Listening to the Black Church Tradition on Voting and Hope | Sojourners

Listening to the Black Church Tradition on Voting and Hope

In the black Baptist church where I worship every Sunday, it's no surprise that Republicans don't own the evangelical vote. But I cut my teeth on faith and politics as a white Southern Baptist growing up in the heyday of the Moral Majority movement, so I appreciate the revolution in media perceptions of "born again" believers. We are, indeed, more complicated than Jerry Falwell made us seem. Depending on our context and history, evangelicals can go either way at the ballot box.

But as someone who's lived on both sides of the racial and political divide in American Christianity, I'm not convinced that evangelicals are the real swing vote in this election. Americans are a religious people, and I don't doubt the importance of the faith factor in '08. But the real religious fervor in this election is coming from "post-Christian" young people who aren't so sure they need God anymore, but still feel the need for salvation in perilous times. A lot is riding on this presidential election, and it seems that so many want more than a president. They want to elect a savior on Nov. 4.

As a white minister in the black church tradition, I've returned in recent months to Dr. Martin Luther King's "Letter from a Birmingham Jail" and its bold vision of Christian social engagement. A line from the end of the letter jumps out at me as a prophetic description of our time. "If today's church does not recapture the sacrificial spirit of the early church," King wrote to ministers who had called his campaign against segregation extreme, "it will lose its authenticity, forfeit the loyalty of millions, and be dismissed as an irrelevant social club with no meaning for the twentieth century."

Four decades after King's death, we have seen some progress toward integrated schools, workplaces, and even families. But today the church in America stands out as the most segregated institution in our society. White Christians have watched our children shrug their shoulders and walk away from our "social clubs." We've failed to pass on a faith they can believe in.

Maybe it is time for us to listen to the black church tradition that Dr. King inherited and learn from people who never had the luxury of imagining that faith and politics could be kept separate. At a time like this, brothers and sisters at my church tell me, the church cannot be reduced to a voting bloc for the candidate we like best. Never have black Christians felt more tempted to put their hope in a presidential candidate than they do this year. But to do so, they know, would be to both shortchange our children and forfeit the greatest gift the church has to offer the world-a demonstration plot where people can see what love and forgiveness across dividing lines looks like.

I believe in the power of God to transform lives and create beloved communities across dividing lines because I have seen it here in Durham, North Carolina. In a battleground state where politics are still racialized in the tradition of Jesse Helms, I know that white and black Christians can worship together on Sunday morning and give ourselves throughout the week to becoming the change we seek.

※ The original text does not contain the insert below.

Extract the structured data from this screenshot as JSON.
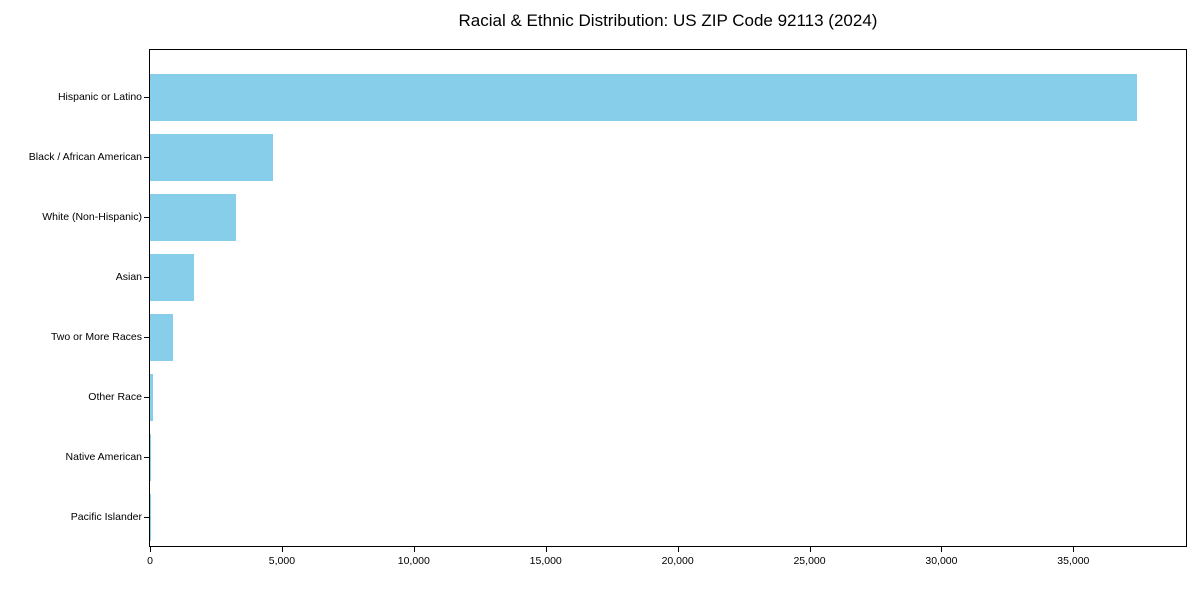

Compelled by love, we can make sure our neighbors have health care, affirm life in a culture of death, create economic possibilities for marginalized kids who are tempted to join gangs, and help families keep their homes. Our life together is political, but it's not partisan. We're citizens of God's kingdom who work and pray for heaven to come here on earth.

Evangelicals' votes will go both ways on Nov. 4, but God's movement to transform the world through a people who love one another will continue. We don't need to elect a savior. We already have one. What we need, more than anything, is to trust the everyday politics that the black church knows and recover the "sacrificial spirit of the early church" Dr. King prayed for.

Jonathan Wilson-Hartgrove is the author of Free to Be Bound: Church Beyond the Color Line.